Veneno para el presidente Bartlet

esforzarnos por construir una sociedad normal, en la que predominen las convenciones que dan lugar a la convivencia

Fotograma de la serie «El Ala Oeste de la Casa Blanca»

Deborah Fiderer casi pierde su recientemente adquirido puesto de secretaria ejecutiva del presidente de los Estados Unidos de América, cuando el Servicio Secreto descubre, entre sus antecedentes, una inoportuna carta en la que instaba a verter un poco de arsénico en el agua del Presidente para que éste pudiese experimentar en carne propia la trágica situación de muchos desfavorecidos del Tercer Mundo.

Deborah Fiderer no tiene la más remota intención de asesinar al presidente Bartlet; y uno y otro no tienen más consistencia ontológica que la de simples personajes de una serie de ficción, El Ala Oeste de la Casa Blanca.
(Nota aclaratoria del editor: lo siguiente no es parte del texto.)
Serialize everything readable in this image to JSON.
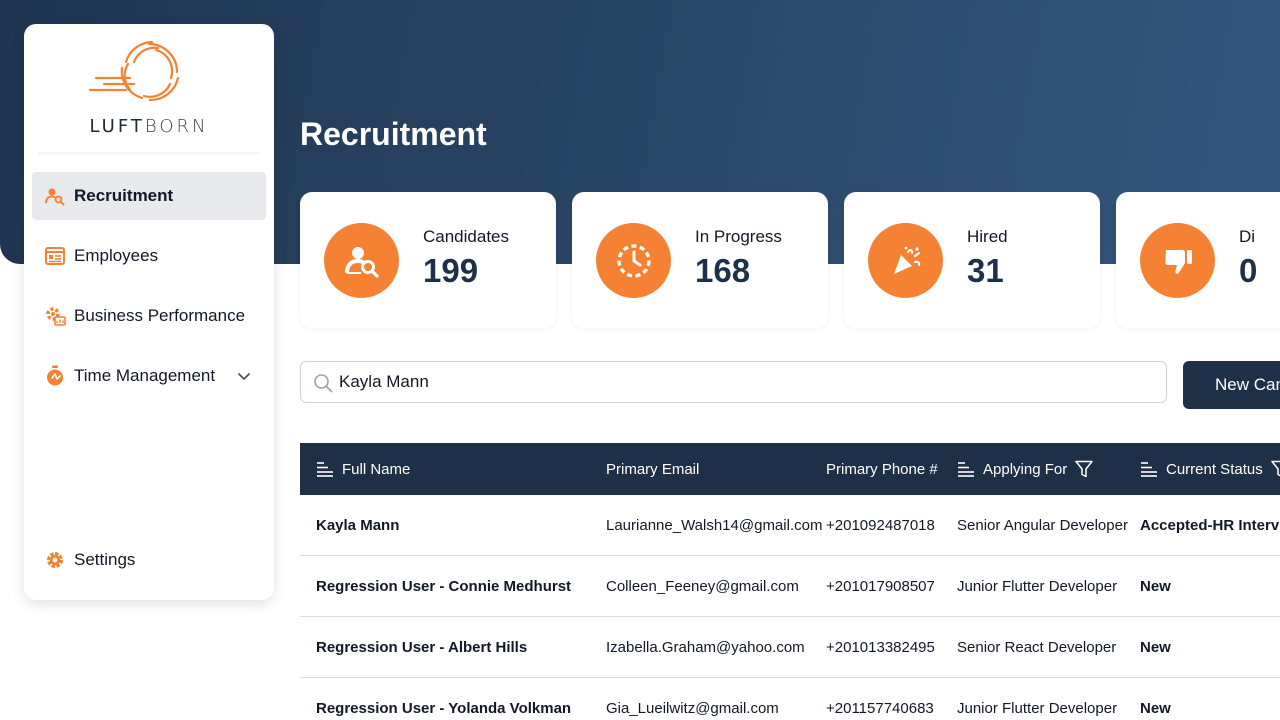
{
  "brand": {
    "logo_text_bold": "LUFT",
    "logo_text_light": "BORN",
    "accent": "#f58233",
    "navy": "#1e3048"
  },
  "sidebar": {
    "items": [
      {
        "label": "Recruitment",
        "icon": "recruitment-icon",
        "active": true
      },
      {
        "label": "Employees",
        "icon": "employees-icon"
      },
      {
        "label": "Business Performance",
        "icon": "business-performance-icon"
      },
      {
        "label": "Time Management",
        "icon": "time-management-icon",
        "expandable": true
      }
    ],
    "settings": {
      "label": "Settings",
      "icon": "gear-icon"
    }
  },
  "page": {
    "title": "Recruitment"
  },
  "stats": [
    {
      "label": "Candidates",
      "value": "199",
      "icon": "candidates-icon"
    },
    {
      "label": "In Progress",
      "value": "168",
      "icon": "in-progress-icon"
    },
    {
      "label": "Hired",
      "value": "31",
      "icon": "hired-icon"
    },
    {
      "label": "Di",
      "value": "0",
      "icon": "thumbs-down-icon"
    }
  ],
  "search": {
    "value": "Kayla Mann",
    "placeholder": ""
  },
  "new_button": {
    "label": "New Can"
  },
  "table": {
    "headers": {
      "full_name": "Full Name",
      "email": "Primary Email",
      "phone": "Primary Phone #",
      "applying_for": "Applying For",
      "status": "Current Status"
    },
    "rows": [
      {
        "name": "Kayla Mann",
        "email": "Laurianne_Walsh14@gmail.com",
        "phone": "+201092487018",
        "applying_for": "Senior Angular Developer",
        "status": "Accepted-HR Intervi"
      },
      {
        "name": "Regression User - Connie Medhurst",
        "email": "Colleen_Feeney@gmail.com",
        "phone": "+201017908507",
        "applying_for": "Junior Flutter Developer",
        "status": "New"
      },
      {
        "name": "Regression User - Albert Hills",
        "email": "Izabella.Graham@yahoo.com",
        "phone": "+201013382495",
        "applying_for": "Senior React Developer",
        "status": "New"
      },
      {
        "name": "Regression User - Yolanda Volkman",
        "email": "Gia_Lueilwitz@gmail.com",
        "phone": "+201157740683",
        "applying_for": "Junior Flutter Developer",
        "status": "New"
      }
    ]
  }
}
Sin embargo, ahora que está tan de moda intentar asesinar a presidentes y a futuros (y pasados) presidentes, su caso nos ha parecido muy oportuno para retomar nuestra columna, tras un muy necesario paréntesis estival.

Deborah Fiderer no quiere matar a Bartlet, lo cual no significa que, al menos en ese lejano momento, no le odie; quizás, hasta legítimamente. Y, sin embargo, Deborah es capaz de guardar la compostura literaria y escribir una carta amenazadora en tales términos que el propio Presidente, al ser informado por el Servicio Secreto del inquietante pasado de su nueva secretaria, decide pasar por alto el no-tan-pequeño desliz y no despedirla.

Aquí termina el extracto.